Apple unveiled Swift last year—much to the surprise of the broader programming community—offering the language as a significantly easier way of building applications for the iPhone, the iPad, and the Mac. But in open sourcing the language—something Apple had promised it would do—the company is paving the way for Swift to run on all sorts of other machines, including computer servers loaded with Linux, smartphones based on Google’s Android mobile operating system, and tablets based on Microsoft’s Windows operating system.

Apple says it will run the new open source project from a website called, while sharing the source code through the popular code repository GitHub, and it has seeded the project with a wide range of tools. Most notably, it has open sourced Swift compilers that will run on Linux as well as Mac OS X. These let engineers transform raw Swift code into full-fledged applications. Apple has also shared Swift package managers that can format these apps so they will run on devices driven by Linux, Mac OS X (used on desktops and laptops), iOS (mobile), watchOS (Apple Watch), and tvOS (Apple TV).

Apple has not ported Swift to Android or Windows. But the code it has released should allow the open source community to build software that runs on both—and, potentially, on any other OS. Coders will be motivated to do so because Swift has already proven so effective in the world of iPhones and iPads. Apple built Swift as a language that is significantly easier to learn and use than its previous language, Objective-C, but that still provides much the same raw speed. Big name companies such as Twitter’s Vine, Yahoo, and LinkedIn are already using the new language on Apple devices, and multiple companies, including startups Perfect and Exis, are already eyeing ways of running the language on other machines.

The Demand for Openness

An open source Swift is Apple’s way of embracing a sweeping trend in the world of computer software. More and more, developers are using open source tools when building applications and online services—as are the tech industry’s biggest corporations. Most notably, companies ranging from Google and Facebook to Uber and Airbnb run their online empires from vast data centers filled with Linux machines.

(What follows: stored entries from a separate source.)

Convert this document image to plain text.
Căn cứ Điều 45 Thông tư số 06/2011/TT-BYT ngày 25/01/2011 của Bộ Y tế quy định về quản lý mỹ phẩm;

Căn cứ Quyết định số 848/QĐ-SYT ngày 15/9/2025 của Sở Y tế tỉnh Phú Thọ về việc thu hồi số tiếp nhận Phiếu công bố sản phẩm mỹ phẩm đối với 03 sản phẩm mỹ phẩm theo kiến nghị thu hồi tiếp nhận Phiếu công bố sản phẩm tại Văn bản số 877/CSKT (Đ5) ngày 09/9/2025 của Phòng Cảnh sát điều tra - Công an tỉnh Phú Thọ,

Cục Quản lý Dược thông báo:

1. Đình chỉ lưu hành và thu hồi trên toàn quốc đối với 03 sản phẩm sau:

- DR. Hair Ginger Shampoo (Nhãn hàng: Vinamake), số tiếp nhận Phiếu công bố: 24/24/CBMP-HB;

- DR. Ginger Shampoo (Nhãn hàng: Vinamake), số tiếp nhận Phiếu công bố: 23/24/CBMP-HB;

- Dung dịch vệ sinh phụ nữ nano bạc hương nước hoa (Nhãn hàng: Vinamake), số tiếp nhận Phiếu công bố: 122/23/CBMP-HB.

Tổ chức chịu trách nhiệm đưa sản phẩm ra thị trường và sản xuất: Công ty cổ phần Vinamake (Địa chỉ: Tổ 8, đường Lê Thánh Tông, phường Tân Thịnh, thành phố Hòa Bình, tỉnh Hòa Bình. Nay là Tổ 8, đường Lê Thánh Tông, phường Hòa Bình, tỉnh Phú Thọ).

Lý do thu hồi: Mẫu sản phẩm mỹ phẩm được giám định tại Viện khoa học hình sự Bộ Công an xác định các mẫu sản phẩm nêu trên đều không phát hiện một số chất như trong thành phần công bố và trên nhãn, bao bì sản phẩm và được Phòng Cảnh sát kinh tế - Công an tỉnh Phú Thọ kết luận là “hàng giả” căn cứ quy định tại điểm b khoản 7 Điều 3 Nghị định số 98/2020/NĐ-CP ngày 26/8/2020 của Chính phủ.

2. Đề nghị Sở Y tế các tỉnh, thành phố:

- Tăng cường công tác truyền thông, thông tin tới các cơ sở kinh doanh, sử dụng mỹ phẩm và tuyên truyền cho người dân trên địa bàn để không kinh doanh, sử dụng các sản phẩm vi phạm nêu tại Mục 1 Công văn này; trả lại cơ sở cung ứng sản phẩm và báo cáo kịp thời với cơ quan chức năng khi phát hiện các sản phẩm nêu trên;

And Linux is increasingly common on smartphones and other consumer devices. (Google’s Android smartphone operating system is based on Linux).

“Open source is the currency of developers now,” says Sean Stephens, the CEO of Perfect, a company looking to help run Swift on Linux servers in the data center. “It’s how they share their thoughts and ideas. In the closed source world, developers don’t have a lot of room to move.”

On the one hand, this means popular software applications must run on more operating systems than in the past. But it also means developers have come to expect that fundamental coding tools will run everywhere, that these tools must be open source too, that they can be reshaped and reused in any environment. If Apple wants coders to embrace Swift—and continue building apps for Mac and iOS devices in large numbers—it must ensure that language runs on competing operating systems and devices. It did not do so with its previous programming language for the iPhone: Objective-C. But with Swift, it is.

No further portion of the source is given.